Justice Neil Gorsuch noted, “If you’re trying to educate a class of — of persons about their rights, it’s — it’s pretty unusual to force a private speaker to do that for you under the First Amendment.” Justice Kennedy pointed this out even more clearly with a question to the state of California’s counsel: “Do you agree that mandating speech that the speaker would not otherwise give — indeed, does not agree with — alters the content of the message? The state of California’s counsel admitted, “Yes, it does, Your Honor.”
Early in the argument, Breyer addressed the First Amendment with a euphemism about as old school as you can get.
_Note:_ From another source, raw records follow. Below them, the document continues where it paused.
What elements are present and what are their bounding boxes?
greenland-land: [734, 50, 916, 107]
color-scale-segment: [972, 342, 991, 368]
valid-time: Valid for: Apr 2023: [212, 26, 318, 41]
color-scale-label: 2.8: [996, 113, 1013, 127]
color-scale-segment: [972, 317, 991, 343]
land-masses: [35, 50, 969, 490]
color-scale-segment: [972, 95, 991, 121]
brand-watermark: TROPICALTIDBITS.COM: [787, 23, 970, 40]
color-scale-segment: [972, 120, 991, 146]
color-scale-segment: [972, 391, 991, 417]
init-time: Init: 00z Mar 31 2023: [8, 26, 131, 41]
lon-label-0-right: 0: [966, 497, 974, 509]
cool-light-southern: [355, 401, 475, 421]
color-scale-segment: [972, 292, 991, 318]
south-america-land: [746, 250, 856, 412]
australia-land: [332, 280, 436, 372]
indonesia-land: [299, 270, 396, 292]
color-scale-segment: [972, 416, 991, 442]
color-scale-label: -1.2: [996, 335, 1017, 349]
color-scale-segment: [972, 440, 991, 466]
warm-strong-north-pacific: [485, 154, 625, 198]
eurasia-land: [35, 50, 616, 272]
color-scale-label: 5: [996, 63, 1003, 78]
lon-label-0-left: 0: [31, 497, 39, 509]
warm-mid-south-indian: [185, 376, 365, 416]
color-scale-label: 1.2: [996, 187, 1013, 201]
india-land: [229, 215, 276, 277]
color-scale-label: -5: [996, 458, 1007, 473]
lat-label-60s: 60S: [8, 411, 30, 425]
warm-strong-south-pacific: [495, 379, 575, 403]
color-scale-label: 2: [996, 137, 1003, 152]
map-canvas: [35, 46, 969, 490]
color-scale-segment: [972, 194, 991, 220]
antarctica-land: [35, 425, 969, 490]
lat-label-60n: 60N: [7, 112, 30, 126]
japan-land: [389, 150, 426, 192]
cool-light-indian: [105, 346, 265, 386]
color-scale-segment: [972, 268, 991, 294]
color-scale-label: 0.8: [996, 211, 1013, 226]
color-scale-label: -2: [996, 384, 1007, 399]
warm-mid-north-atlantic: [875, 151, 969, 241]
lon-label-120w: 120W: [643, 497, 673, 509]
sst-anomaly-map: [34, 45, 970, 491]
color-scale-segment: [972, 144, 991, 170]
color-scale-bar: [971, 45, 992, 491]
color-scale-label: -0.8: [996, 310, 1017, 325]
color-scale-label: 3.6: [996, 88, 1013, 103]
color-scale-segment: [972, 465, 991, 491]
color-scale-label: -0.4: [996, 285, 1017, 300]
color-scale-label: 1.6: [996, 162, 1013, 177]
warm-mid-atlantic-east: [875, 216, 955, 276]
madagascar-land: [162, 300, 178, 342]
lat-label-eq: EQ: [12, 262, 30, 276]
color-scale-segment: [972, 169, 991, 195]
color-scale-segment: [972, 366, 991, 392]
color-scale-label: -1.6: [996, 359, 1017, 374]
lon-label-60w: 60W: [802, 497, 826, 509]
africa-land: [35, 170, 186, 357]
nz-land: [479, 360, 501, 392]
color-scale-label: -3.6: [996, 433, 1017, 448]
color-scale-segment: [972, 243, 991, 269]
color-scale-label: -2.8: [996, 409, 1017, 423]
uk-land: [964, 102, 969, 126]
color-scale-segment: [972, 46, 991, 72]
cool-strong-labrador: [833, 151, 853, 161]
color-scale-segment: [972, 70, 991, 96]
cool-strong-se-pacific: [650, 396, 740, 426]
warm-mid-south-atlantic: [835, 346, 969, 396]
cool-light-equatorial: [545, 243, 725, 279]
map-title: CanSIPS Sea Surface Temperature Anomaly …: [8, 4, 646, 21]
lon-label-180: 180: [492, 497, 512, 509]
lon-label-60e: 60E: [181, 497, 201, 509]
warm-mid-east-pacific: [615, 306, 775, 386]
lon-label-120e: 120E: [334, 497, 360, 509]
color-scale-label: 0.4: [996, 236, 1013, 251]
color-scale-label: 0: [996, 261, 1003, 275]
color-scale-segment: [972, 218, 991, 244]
There are a lot of different things, I mean, the simple basic thing, if you can just say it as simply as possible. In law, as you well know, what is sauce for the goose is sauce for the gander. And so I think what’s bothering from these questions people, as it bothers me, we — there — there are pro-choice states and there are pro-life states. All right? So, if a pro-life state can tell a doctor you have to tell people about adoption, why can’t a pro-choice state tell a doctor, a facility, whatever it is, you have to tell people about abortion? See? That’s simple.
Essentially, Breyer appeared to be saying that if California’s law violates the clinic employees’ First Amendment rights, then a law that would require abortion clinics to advertise pro-life clinics should be held to the same standard. It’s impossible to predict an exact decision or a breakdown, but based on oral arguments, the Supreme Court seemed to favor striking down the California law.